3.2 Access Table Data¶
One can use the bracket [ ] operator to access the table data:
>>> guerry = pygeoda.open('./data/Guerry.shp')
>>> guerry['Crm_prs']
(28870.0, 26226.0, 26747.0, 12935.0,...)
>>> guerry[['Crm_prs', 'Litercy']]
[(28870.0, 26226.0, 26747.0, 12935.0,...), (37.0, 51.0, 13.0,...)]
Note
If using geopandas object in pygeoda.open(), there output of [[ ]] operator is a dataframe object, which can be used as an input parameter in pygeoda functions like skater(), neighbor_match_test(), etc.
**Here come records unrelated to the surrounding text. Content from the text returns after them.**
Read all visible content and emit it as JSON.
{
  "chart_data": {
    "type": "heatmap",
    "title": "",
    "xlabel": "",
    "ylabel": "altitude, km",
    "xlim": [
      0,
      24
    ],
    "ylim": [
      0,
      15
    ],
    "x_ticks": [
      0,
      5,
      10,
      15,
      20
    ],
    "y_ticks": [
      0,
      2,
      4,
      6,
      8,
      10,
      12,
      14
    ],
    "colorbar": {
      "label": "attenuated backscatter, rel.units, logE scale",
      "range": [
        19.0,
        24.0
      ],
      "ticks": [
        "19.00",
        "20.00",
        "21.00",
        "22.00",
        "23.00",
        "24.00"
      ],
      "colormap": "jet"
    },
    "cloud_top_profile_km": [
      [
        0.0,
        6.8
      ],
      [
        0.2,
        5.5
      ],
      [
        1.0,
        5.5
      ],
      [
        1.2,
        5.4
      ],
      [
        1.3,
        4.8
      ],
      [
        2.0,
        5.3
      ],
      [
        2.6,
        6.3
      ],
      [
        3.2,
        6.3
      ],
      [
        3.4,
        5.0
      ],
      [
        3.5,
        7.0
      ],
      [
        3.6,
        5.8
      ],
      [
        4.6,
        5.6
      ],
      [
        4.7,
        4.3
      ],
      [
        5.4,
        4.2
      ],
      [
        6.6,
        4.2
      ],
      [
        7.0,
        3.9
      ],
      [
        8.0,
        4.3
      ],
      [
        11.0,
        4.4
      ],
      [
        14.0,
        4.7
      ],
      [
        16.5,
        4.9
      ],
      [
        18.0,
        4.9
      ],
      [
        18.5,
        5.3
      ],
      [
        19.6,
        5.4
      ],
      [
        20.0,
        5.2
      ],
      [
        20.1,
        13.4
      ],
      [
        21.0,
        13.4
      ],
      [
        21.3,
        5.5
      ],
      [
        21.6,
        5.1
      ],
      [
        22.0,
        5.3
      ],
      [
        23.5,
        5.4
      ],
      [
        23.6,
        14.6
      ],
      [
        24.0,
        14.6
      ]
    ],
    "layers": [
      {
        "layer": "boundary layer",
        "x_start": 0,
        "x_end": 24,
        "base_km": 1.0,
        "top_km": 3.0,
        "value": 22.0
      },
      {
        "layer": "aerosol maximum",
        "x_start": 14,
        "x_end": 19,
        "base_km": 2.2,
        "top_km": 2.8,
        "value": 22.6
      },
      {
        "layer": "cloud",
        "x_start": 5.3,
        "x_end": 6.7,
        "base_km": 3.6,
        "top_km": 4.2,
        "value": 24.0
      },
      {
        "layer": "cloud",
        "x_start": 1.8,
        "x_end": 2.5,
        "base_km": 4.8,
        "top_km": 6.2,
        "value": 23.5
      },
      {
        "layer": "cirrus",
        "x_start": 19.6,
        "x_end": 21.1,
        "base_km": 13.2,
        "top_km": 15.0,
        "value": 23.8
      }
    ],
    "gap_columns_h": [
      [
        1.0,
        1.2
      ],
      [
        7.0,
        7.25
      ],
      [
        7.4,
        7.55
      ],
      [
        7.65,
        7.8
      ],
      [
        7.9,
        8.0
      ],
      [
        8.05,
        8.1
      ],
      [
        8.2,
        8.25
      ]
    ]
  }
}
>>> guerry = pygeoda.open(df)
>>> guerry['Crm_prs']
[28870.0, 26226.0, 26747.0, 12935.0,...]
>>> guerry[['Crm_prs', 'Litercy']]
Crm_prs Litercy
--------------------
0 28880 37
1 26226 51
Note
In pygeoda, to pass the values of a single variable to a pygeoda function, one can use either a tuple or list; to pass the values of multiple variables, one can use either a list of tuples/lists or a dataframe.